In case you were wondering, the Canadian Union of Postal Workers does plan to challenge the back-to-work legislation in both the courts and with the Canadian Human Rights Commission (on the basis of discrimination, as new employees would receive less pay and fewer benefits than those who are already employed). Also, there are concerns about the backlog of mail as there has been no authorization for overtime to help process it.
Not unexpectedly, the government has started cutting arts grants. Because you all knew that they were going to be first on the chopping block.
It looks as though the government is planning to sell AECL to Montreal-based engineering firm SNC-Lavalin. No word on a commitment to keep developing Candu-based technology, whether the government plans to keep AECL intact or the future of the nuclear industry in Canada (seeing as this government has also committed to getting us out of the medical isotopes business). But hey, Canada’s back™, everyone!
Not entirely unrelated: our ability as a country to capitalize on science, technology and innovation continues to decline – particularly since this government came to power. Given the way it treats our homegrown science and technology industries (like AECL), is that any surprise? If you look at the numbers, you can see that encouraging private-sector investment through tax incentives is failing our research and innovation sectors – not that it’ll change this government’s particular ideological leanings in this regard. But hey, Canada’s back™ everyone!

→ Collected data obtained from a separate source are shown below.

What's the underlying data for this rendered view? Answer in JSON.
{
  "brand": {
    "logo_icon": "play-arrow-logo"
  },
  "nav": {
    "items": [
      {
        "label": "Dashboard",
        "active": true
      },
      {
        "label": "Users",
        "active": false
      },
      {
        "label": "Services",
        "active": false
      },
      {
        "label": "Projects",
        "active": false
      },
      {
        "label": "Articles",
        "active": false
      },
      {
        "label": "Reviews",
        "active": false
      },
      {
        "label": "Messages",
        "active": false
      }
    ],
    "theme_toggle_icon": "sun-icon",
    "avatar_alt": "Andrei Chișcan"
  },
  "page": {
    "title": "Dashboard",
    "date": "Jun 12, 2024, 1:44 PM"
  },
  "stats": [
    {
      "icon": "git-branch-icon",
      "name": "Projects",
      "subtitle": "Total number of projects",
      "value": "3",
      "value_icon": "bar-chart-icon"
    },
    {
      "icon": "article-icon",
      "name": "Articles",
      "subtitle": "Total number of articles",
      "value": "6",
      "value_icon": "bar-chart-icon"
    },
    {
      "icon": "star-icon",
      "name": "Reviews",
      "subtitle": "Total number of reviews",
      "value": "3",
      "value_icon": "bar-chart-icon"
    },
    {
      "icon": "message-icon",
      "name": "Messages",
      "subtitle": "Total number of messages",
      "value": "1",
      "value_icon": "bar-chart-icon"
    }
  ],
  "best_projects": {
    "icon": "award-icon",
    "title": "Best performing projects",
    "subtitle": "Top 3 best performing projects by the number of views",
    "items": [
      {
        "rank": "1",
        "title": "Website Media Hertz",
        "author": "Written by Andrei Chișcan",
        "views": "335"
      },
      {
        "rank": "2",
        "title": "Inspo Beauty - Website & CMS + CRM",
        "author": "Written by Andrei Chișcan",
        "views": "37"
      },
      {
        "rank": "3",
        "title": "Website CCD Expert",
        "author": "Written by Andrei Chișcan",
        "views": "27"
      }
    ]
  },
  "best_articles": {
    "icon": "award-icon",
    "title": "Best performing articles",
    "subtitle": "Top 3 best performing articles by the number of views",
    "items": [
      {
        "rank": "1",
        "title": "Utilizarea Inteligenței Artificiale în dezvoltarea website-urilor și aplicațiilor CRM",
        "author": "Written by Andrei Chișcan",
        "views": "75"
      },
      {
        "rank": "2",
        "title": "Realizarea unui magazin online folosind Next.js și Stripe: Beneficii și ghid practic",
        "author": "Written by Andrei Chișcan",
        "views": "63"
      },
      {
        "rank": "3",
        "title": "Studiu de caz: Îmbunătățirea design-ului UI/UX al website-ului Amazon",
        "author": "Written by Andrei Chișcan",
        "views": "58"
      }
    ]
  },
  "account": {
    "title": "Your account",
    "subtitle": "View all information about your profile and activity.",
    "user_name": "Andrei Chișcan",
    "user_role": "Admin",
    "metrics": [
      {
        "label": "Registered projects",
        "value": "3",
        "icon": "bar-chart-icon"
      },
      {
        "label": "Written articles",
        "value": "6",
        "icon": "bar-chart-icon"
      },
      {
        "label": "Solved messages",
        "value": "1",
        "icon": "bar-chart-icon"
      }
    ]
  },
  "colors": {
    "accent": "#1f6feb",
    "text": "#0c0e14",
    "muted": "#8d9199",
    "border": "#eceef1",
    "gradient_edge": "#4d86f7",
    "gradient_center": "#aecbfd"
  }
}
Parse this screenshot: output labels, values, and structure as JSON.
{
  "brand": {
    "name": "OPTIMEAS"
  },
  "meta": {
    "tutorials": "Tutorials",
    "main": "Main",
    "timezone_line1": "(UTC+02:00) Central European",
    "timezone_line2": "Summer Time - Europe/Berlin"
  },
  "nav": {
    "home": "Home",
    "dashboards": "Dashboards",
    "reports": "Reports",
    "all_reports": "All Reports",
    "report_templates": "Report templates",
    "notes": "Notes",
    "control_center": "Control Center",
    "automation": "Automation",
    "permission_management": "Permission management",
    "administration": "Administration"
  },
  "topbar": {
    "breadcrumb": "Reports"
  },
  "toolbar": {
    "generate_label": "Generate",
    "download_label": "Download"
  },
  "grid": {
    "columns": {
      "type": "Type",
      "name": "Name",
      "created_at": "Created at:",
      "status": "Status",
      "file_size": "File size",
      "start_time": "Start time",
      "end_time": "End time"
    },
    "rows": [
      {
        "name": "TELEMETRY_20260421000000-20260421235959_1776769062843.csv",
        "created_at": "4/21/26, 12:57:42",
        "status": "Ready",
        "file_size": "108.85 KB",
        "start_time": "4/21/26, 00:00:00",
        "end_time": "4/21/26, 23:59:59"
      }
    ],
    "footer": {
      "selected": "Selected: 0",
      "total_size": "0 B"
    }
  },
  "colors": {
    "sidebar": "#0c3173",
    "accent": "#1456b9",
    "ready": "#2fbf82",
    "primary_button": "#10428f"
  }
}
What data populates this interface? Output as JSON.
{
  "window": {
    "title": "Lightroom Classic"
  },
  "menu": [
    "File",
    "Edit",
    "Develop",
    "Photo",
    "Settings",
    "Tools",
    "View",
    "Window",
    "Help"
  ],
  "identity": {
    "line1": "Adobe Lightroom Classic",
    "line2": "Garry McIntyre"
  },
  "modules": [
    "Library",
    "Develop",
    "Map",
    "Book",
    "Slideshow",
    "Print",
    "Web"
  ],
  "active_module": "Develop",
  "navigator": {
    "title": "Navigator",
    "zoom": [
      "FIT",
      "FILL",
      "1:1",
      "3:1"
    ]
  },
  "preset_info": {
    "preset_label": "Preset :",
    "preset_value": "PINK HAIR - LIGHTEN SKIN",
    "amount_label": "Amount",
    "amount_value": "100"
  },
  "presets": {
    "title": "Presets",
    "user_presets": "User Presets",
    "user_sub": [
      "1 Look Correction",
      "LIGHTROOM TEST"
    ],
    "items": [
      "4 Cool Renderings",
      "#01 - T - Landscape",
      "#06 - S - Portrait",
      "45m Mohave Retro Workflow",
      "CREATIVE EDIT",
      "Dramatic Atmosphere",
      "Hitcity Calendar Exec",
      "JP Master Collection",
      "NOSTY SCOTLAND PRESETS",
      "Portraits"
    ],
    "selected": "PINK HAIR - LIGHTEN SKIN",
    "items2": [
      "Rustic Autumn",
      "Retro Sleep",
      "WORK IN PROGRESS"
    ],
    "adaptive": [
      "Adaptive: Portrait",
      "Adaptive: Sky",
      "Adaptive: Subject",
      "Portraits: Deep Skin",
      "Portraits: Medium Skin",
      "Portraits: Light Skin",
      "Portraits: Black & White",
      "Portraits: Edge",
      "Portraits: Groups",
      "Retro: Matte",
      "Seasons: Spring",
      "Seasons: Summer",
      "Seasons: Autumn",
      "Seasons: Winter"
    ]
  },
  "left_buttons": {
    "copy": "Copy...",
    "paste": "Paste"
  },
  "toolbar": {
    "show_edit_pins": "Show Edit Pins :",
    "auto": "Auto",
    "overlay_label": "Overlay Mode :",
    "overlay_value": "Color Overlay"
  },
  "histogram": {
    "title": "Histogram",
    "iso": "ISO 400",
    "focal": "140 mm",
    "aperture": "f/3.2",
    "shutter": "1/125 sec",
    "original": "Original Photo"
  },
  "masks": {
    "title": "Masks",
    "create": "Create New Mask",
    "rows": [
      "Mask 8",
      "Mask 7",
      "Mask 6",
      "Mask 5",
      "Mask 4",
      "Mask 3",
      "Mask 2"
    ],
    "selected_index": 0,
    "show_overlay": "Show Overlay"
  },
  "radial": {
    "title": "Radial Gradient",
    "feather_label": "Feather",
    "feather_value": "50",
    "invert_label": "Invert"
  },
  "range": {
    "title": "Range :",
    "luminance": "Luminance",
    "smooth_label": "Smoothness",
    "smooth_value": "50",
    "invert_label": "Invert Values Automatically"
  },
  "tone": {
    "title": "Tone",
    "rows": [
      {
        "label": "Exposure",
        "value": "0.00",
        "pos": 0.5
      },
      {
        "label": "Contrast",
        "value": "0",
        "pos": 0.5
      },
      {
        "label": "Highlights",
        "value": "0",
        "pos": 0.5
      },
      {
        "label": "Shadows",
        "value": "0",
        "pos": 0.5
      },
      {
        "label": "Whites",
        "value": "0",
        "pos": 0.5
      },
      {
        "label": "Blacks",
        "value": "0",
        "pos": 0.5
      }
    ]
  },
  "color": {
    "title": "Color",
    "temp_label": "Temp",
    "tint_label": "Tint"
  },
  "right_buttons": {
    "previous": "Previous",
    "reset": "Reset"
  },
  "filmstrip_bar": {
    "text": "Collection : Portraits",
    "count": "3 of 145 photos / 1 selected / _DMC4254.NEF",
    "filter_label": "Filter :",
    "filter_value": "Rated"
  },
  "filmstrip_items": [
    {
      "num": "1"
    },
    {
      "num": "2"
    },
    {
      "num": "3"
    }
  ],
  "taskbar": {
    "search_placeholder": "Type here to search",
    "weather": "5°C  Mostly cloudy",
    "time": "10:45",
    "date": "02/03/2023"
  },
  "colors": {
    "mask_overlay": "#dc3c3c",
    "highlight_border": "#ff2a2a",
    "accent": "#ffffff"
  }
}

Elizabeth May reflects on the third week of Parliament and the filibuster.
On the eve of her retirement, Liberal Senator Lucie Pépin reflects on how her career as a nurse in Quebec during an era when women did not have control over their own bodies made her become an advocate for reproductive rights. I wonder if members of the NDP, who derided her during the last election as part of their little war on the Senate, have any idea about her contribution to causes they hold dear.